「名前をよんで」〜とある巡洋戦艦の寓話
前説〜誕生


 ■プロジェクトF
 1930年代。かつて7つの海を制したオランダの凋落は著しかった。残された植民地は東南アジアのみとなり、それすらも周辺国に脅かされるようになってきた。強大な海軍を建設していた日本である。
 太平洋で米と対峙している以上主力戦艦群の脅威は無かったものの、日本海軍が続々と送り出す一万トン級重巡ですら在来のオランダ海軍艦艇では対抗不能であった。
 オランダを囲む、仏英独はもとよりスペインですら大型艦を建造する機運をみせている事もあり、国威発揚と東インド防衛のための巡洋戦艦の建造は勢いづく事になる。

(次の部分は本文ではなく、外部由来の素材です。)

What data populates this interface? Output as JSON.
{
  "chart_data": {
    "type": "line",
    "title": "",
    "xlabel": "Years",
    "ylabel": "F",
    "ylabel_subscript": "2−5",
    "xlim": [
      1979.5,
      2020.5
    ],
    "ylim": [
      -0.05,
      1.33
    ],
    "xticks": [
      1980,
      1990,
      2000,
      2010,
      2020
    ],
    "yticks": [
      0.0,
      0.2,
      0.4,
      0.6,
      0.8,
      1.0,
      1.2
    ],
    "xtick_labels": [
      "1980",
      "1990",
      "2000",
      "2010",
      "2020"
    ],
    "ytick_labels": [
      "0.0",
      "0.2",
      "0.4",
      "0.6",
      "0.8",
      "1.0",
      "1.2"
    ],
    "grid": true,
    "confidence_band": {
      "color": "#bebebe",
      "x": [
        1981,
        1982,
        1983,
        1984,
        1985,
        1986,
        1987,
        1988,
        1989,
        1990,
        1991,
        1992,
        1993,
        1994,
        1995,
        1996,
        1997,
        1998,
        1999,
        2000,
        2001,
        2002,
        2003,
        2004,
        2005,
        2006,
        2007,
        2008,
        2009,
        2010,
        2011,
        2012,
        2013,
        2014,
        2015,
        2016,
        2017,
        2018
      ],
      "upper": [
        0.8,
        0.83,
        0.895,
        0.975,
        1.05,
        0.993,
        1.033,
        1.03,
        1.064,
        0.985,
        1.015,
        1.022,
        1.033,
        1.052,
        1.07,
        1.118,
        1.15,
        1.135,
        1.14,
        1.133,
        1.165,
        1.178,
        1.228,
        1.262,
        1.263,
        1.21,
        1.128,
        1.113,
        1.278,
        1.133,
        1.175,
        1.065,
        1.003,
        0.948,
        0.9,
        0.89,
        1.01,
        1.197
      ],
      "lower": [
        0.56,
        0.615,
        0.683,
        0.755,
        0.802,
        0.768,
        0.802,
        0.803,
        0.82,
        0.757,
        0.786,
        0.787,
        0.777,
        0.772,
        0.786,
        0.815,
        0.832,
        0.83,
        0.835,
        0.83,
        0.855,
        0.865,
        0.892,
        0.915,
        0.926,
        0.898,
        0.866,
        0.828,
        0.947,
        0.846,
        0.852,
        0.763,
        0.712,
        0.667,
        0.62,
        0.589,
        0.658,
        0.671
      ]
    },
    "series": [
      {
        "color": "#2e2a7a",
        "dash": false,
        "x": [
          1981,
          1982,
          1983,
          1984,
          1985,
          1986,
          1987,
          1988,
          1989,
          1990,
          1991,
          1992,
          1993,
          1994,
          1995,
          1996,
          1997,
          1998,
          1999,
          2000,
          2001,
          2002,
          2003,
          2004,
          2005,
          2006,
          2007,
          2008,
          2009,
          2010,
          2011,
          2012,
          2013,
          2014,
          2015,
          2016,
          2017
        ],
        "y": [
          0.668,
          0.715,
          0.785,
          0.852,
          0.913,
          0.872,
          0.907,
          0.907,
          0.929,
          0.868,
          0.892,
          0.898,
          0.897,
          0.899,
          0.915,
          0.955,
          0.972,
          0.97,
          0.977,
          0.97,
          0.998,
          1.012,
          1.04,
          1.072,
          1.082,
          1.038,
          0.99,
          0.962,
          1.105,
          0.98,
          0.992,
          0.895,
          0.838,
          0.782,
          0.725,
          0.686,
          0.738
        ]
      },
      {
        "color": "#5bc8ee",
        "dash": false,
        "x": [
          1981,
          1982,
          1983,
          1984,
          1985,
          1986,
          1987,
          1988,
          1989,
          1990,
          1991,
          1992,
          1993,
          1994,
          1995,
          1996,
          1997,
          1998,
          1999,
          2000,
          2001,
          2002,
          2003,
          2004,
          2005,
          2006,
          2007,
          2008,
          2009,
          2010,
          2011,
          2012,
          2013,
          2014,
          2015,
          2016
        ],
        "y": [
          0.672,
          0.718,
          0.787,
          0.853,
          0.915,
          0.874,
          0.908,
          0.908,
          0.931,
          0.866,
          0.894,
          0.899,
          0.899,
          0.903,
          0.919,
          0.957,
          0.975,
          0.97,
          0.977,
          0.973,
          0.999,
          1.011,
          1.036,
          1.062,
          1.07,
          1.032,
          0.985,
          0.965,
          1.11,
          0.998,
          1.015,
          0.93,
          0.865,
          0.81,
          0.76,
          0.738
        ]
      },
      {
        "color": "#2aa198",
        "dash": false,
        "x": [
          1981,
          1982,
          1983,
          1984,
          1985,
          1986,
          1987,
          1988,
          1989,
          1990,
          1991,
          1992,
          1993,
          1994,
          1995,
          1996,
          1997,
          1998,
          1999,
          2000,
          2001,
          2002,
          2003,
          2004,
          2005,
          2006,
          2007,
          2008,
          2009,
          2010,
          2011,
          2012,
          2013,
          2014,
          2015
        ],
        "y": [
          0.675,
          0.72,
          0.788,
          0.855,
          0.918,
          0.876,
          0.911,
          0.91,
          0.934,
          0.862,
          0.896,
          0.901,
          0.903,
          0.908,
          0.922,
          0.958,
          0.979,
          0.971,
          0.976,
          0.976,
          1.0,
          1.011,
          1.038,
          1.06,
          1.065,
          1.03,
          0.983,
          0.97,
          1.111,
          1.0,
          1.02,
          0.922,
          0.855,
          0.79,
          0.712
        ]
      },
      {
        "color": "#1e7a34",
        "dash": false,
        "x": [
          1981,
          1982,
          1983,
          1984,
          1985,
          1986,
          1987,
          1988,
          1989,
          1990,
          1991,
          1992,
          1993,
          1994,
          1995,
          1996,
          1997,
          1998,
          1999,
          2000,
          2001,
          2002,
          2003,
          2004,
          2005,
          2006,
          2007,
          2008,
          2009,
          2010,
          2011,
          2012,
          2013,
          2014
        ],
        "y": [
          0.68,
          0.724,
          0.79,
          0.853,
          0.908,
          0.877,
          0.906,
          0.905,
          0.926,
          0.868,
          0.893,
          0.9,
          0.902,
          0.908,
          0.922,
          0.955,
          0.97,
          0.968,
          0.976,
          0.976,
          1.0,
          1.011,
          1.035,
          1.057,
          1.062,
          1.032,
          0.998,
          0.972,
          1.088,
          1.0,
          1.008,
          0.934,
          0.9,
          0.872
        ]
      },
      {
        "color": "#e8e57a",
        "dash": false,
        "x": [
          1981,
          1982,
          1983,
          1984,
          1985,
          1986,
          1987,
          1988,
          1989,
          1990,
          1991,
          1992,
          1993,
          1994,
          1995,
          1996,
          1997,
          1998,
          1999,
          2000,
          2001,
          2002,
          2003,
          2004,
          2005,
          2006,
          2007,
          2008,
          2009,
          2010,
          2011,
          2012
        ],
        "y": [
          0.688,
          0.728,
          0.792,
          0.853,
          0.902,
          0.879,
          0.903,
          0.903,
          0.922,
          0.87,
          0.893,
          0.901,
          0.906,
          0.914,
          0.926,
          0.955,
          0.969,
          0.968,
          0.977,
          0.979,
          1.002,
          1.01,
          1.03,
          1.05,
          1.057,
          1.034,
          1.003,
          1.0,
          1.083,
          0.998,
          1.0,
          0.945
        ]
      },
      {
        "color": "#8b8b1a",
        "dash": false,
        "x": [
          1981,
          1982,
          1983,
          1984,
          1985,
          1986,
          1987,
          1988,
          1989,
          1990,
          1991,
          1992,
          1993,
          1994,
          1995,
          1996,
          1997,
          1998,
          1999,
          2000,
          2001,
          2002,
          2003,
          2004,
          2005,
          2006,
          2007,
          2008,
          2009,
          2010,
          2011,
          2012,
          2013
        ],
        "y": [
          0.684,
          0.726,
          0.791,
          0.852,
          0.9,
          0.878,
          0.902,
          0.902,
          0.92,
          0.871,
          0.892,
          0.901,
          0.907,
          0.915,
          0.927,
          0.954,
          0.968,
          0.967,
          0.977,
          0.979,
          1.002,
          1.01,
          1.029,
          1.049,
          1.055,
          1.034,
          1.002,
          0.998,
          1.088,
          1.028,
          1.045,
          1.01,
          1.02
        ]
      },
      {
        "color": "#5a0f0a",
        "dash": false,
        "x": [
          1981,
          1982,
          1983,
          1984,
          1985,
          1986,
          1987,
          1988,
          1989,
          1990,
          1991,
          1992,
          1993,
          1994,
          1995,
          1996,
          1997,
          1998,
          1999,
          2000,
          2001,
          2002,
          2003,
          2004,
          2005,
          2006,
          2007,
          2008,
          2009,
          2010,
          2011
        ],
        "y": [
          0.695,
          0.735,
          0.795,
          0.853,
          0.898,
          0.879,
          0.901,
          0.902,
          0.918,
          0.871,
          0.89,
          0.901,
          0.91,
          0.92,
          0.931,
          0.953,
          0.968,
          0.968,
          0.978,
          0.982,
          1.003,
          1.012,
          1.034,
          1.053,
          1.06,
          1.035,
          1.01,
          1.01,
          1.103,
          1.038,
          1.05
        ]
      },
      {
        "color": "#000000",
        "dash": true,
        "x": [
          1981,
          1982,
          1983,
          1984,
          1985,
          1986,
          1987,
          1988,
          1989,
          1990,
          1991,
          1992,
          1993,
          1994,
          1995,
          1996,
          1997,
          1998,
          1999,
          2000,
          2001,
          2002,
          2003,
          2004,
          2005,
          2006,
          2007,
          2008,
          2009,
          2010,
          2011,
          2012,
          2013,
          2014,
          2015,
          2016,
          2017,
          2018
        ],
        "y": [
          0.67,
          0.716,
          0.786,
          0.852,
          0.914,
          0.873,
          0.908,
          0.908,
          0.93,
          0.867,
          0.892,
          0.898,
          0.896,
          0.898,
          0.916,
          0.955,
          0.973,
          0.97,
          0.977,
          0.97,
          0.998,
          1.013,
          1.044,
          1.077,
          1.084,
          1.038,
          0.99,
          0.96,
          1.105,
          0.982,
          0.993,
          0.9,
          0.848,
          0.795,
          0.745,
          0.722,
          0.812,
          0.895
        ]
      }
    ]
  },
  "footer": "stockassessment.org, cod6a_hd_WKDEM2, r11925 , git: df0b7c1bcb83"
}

 一方、米国では金剛級を筆頭とする日本高速戦艦に恐怖を覚えていた。自国にあるのは、改装余地の少ない低速の戦艦ばかり。高速戦艦は欲しいが、軍縮条約で戦艦を建造できない。条約開け直後に高速戦艦を建造するためのテスト・ヘッドを!
 この米蘭の思惑が一致した結果、米国での巡洋戦艦の建造が1935年に開始される。
 後に米国で建造される多くの戦艦、巡洋艦の嚆矢となるこの建造計画は「プロジェクトF」と呼ばれる。

 ■武装・防御
 建造当初のコンセプトは、強力な雷装を持つ日本重巡と水雷戦隊を魚雷発射の前に遠距離から撃退する事であった。
 そのため、巡洋艦並みの高速と強力な砲力とが優先され防御は二の次とされた。
 主砲は、‘海軍休日’時代に試作保管されていた42口径38センチ砲6門に、新開発のSHSを搭載。英国での38センチ砲に触発され、ニューメキシコ級での搭載を検討された砲に、条約開け後の戦艦に搭載する予定の新規格弾を搭載したのである。ドイツからの技術供与によりゲルリヒ砲の搭載も検討されたが、タングステン弾芯の高価さから見送られた。
 速力は、新型の蒸気タービンにより18万馬力を実現。これにより33ノットを発揮した。
 装甲は対20センチ砲防御とされ、舷側最大240ミリ、水平最大110ミリとされた。しかしながら、金剛級との交戦の可能性も踏まえ弾薬庫の防御には配慮がされた。また、魚雷防御にも重油層を活かした配慮がなされている。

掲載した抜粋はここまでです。